Your microservices are fine until they are not. A customer request hits three systems, one queue backs up, and you have no idea which workflow is stuck. That’s where Honeycomb and Temporal start to shine together. Honeycomb gives you observability that tells a story about your system behavior. Temporal manages reliable, stateful workflows so those stories end predictably. Used together, Honeycomb Temporal creates a feedback loop between what you intend to happen and what actually happens in production.
At its core, Honeycomb helps teams visualize traces across distributed systems. You see every request hop, every timing detail, every odd spike. Temporal, meanwhile, replaces brittle cron jobs or chained scripts with long-living, durable workflows that survive restarts and retries. When you correlate Temporal executions inside Honeycomb, your observability gets context, and your debugging moves from guesswork to verified sequence.
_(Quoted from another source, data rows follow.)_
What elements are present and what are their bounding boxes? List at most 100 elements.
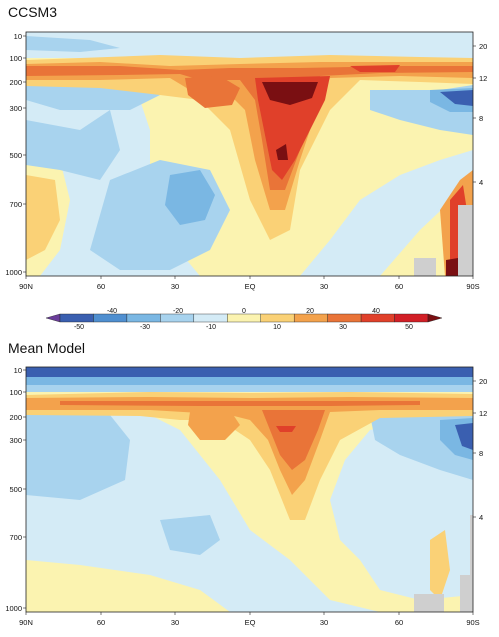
- contour-fill: [165, 170, 215, 225]
- contour-fill: [255, 76, 330, 180]
- contour-fill: [26, 110, 120, 180]
- x-tick-label: 90N: [19, 282, 33, 291]
- x-tick-label: 60: [395, 282, 403, 291]
- colorbar-swatch: [293, 313, 328, 323]
- y-right-ticks-mean-model: 20 12 8 4: [479, 377, 487, 522]
- y-tick-label: 1000: [5, 268, 22, 277]
- y-tick-label: 10: [14, 32, 22, 41]
- contour-fill: [26, 560, 230, 612]
- contour-fill: [185, 76, 240, 108]
- colorbar-swatch: [93, 313, 128, 323]
- contour-fill: [350, 65, 400, 72]
- contour-fill: [446, 258, 458, 276]
- contour-fill: [262, 82, 318, 105]
- topography-mask: [458, 205, 473, 276]
- colorbar-label: -40: [107, 308, 117, 315]
- colorbar-label: -10: [206, 324, 216, 331]
- y-right-tick-label: 8: [479, 449, 483, 458]
- x-tick-label: 30: [171, 282, 179, 291]
- y-tick-label: 100: [9, 388, 22, 397]
- contour-fill: [26, 388, 473, 612]
- colorbar-swatch: [394, 313, 429, 323]
- contour-fill: [26, 36, 120, 52]
- colorbar-label: -30: [140, 324, 150, 331]
- y-right-tick-label: 4: [479, 513, 483, 522]
- y-tick-label: 10: [14, 366, 22, 375]
- plot-frame-ccsm3: [25, 31, 474, 277]
- y-tick-label: 300: [9, 436, 22, 445]
- contour-fill: [26, 415, 130, 500]
- x-tick-label: 90N: [19, 618, 33, 627]
- x-tick-label: 60: [395, 618, 403, 627]
- colorbar-label: 40: [372, 308, 380, 315]
- topography-mask: [414, 258, 436, 276]
- contour-fill: [26, 55, 473, 240]
- colorbar-swatch: [227, 313, 261, 323]
- contour-fill: [440, 90, 473, 106]
- contour-fill: [26, 397, 473, 495]
- y-tick-label: 100: [9, 54, 22, 63]
- contour-fill: [26, 66, 473, 190]
- ticks-ccsm3: [23, 35, 476, 279]
- plot-frame-mean-model: [25, 366, 474, 613]
- colorbar-label: 50: [405, 324, 413, 331]
- colorbar-swatch: [360, 313, 395, 323]
- y-right-tick-label: 4: [479, 178, 483, 187]
- ticks-mean-model: [23, 369, 476, 615]
- colorbar-upper-labels: -40 -20 0 20 40: [107, 308, 380, 315]
- colorbar-label: 30: [339, 324, 347, 331]
- contour-fill: [26, 392, 473, 520]
- contour-fill: [430, 530, 450, 600]
- contour-fill: [160, 515, 220, 555]
- contour-fill: [262, 410, 325, 470]
- y-tick-label: 700: [9, 200, 22, 209]
- contour-fill: [188, 410, 240, 440]
- x-tick-label: 90S: [466, 282, 479, 291]
- x-tick-label: EQ: [245, 618, 256, 627]
- colorbar-lower-labels: -50 -30 -10 10 30 50: [74, 324, 413, 331]
- y-left-ticks-mean-model: 10 100 200 300 500 700 1000: [5, 366, 22, 613]
- contour-fill: [276, 426, 296, 432]
- y-tick-label: 500: [9, 151, 22, 160]
- chart-title-mean-model: Mean Model: [8, 340, 86, 356]
- colorbar-label: 0: [242, 308, 246, 315]
- colorbar-label: 20: [306, 308, 314, 315]
- y-tick-label: 300: [9, 104, 22, 113]
- colorbar-label: -50: [74, 324, 84, 331]
- colorbar-cap-low: [45, 313, 61, 323]
- colorbar-label: 10: [273, 324, 281, 331]
- chart-title-ccsm3: CCSM3: [8, 4, 58, 20]
- contour-fill: [60, 401, 420, 406]
- x-tick-label: 60: [97, 618, 105, 627]
- colorbar-swatch: [193, 313, 228, 323]
- colorbar-swatch: [126, 313, 161, 323]
- colorbar-swatch: [327, 313, 362, 323]
- y-right-ticks-ccsm3: 20 12 8 4: [479, 42, 487, 187]
- contour-fill: [26, 175, 60, 260]
- y-right-tick-label: 12: [479, 74, 487, 83]
- y-tick-label: 700: [9, 533, 22, 542]
- x-tick-label: EQ: [245, 282, 256, 291]
- y-left-ticks-ccsm3: 10 100 200 300 500 700 1000: [5, 32, 22, 277]
- colorbar: [45, 313, 443, 323]
- colorbar-swatch: [160, 313, 195, 323]
- x-tick-label: 30: [171, 618, 179, 627]
- x-tick-label: 30: [320, 618, 328, 627]
- x-ticks-mean-model: 90N 60 30 EQ 30 60 90S: [19, 618, 480, 627]
- y-tick-label: 200: [9, 78, 22, 87]
- y-right-tick-label: 20: [479, 377, 487, 386]
- y-right-tick-label: 8: [479, 114, 483, 123]
- contour-fill: [26, 367, 473, 377]
- y-right-tick-label: 20: [479, 42, 487, 51]
- x-tick-label: 30: [320, 282, 328, 291]
- panel-mean-model: [26, 367, 473, 612]
- y-tick-label: 1000: [5, 604, 22, 613]
- colorbar-label: -20: [173, 308, 183, 315]
- colorbar-swatch: [260, 313, 295, 323]
- y-tick-label: 200: [9, 413, 22, 422]
- x-ticks-ccsm3: 90N 60 30 EQ 30 60 90S: [19, 282, 480, 291]
- topography-mask: [460, 515, 473, 612]
- topography-mask: [414, 594, 444, 612]
- contour-fill: [276, 144, 288, 160]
Integrating the two is less about plumbing and more about intent. Temporal emits structured events for each workflow and activity. Those events flow to Honeycomb’s ingestion API, tagged with trace and span attributes. The result feels magical: you can query how many workflow retries occurred in the last deploy, see latency shifts per activity type, or pinpoint which worker hit a dependency timeout. Every piece fits because both tools think in terms of causality, not logs.
How do you connect them?
Export Temporal metrics or traces to OpenTelemetry, set your Honeycomb endpoint as the collector’s target, and include workflow identifiers as trace fields. That’s it. The complicated part is deciding which attributes matter. Favor high-cardinality fields like workflow type and task queue for insight, but stay cautious with anything that explodes dataset volume.
A quick rule of thumb: use Honeycomb to ask “what happened and why,” and Temporal to guarantee “what happens next.” Together they close the loop between observability and orchestration.